🤖 AI Summary
This study addresses the lack of systematic evaluation of large language models’ (LLMs) ability to generate legally grounded, authoritative-citation–supported, and compliance-aware responses in the legal domain. To this end, we introduce the first legal citation–enhanced benchmark. Methodologically, we propose a syllogism-driven tripartite alignment framework—integrating citations, responses, and questions—combined with retrieval-augmented generation (RAG), legal semantic alignment modeling, and multi-granularity citation provenance attribution. We release a manually annotated legal QA dataset and an authoritative reference corpus comprising judicial precedents and statutory provisions, covering both public and professional user perspectives. Experiments across two general-purpose and seven domain-specific LMs demonstrate that citation integration substantially improves response legality and credibility.
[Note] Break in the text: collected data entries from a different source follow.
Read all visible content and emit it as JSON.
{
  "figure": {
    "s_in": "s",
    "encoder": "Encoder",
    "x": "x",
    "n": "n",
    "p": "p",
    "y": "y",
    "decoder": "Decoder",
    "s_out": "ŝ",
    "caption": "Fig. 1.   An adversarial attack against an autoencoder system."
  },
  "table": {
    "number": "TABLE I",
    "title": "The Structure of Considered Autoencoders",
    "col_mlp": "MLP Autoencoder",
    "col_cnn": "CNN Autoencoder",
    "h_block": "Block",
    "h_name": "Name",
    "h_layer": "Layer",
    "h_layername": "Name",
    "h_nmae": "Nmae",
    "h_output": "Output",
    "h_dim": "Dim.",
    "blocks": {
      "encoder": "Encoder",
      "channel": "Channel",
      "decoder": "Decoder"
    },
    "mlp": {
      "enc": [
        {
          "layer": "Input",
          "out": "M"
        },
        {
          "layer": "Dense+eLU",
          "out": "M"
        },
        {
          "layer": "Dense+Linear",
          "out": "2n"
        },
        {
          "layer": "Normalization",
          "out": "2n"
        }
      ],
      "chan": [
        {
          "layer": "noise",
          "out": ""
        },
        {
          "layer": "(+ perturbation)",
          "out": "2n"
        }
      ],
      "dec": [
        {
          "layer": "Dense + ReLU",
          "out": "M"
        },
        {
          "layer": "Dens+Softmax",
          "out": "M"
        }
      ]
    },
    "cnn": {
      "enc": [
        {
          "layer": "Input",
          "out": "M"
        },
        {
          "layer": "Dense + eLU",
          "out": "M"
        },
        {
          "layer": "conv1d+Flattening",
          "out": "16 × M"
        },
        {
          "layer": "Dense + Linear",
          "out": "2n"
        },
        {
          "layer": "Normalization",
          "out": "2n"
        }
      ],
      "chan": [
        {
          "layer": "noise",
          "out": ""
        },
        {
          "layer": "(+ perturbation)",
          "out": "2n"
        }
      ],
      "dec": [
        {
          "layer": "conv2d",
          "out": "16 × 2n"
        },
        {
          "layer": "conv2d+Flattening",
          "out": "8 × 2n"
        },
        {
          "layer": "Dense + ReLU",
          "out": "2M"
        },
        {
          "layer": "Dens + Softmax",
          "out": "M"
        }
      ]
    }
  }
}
Moreover, our automated evaluation metrics achieve high agreement with human judgments (Krippendorff’s α = 0.89).
📝 Abstract
In this paper, we propose CitaLaw, the first benchmark designed to evaluate LLMs' ability to produce legally sound responses with appropriate citations. CitaLaw features a diverse set of legal questions for both laypersons and practitioners, paired with a comprehensive corpus of law articles and precedent cases as a reference pool. This framework enables LLM-based systems to retrieve supporting citations from the reference corpus and align these citations with the corresponding sentences in their responses. Moreover, we introduce syllogism-inspired evaluation methods to assess the legal alignment between retrieved references and LLM-generated responses, as well as their consistency with user questions. Extensive experiments on 2 open-domain and 7 legal-specific LLMs demonstrate that integrating legal references substantially enhances response quality. Furthermore, our proposed syllogism-based evaluation method exhibits strong agreement with human judgments.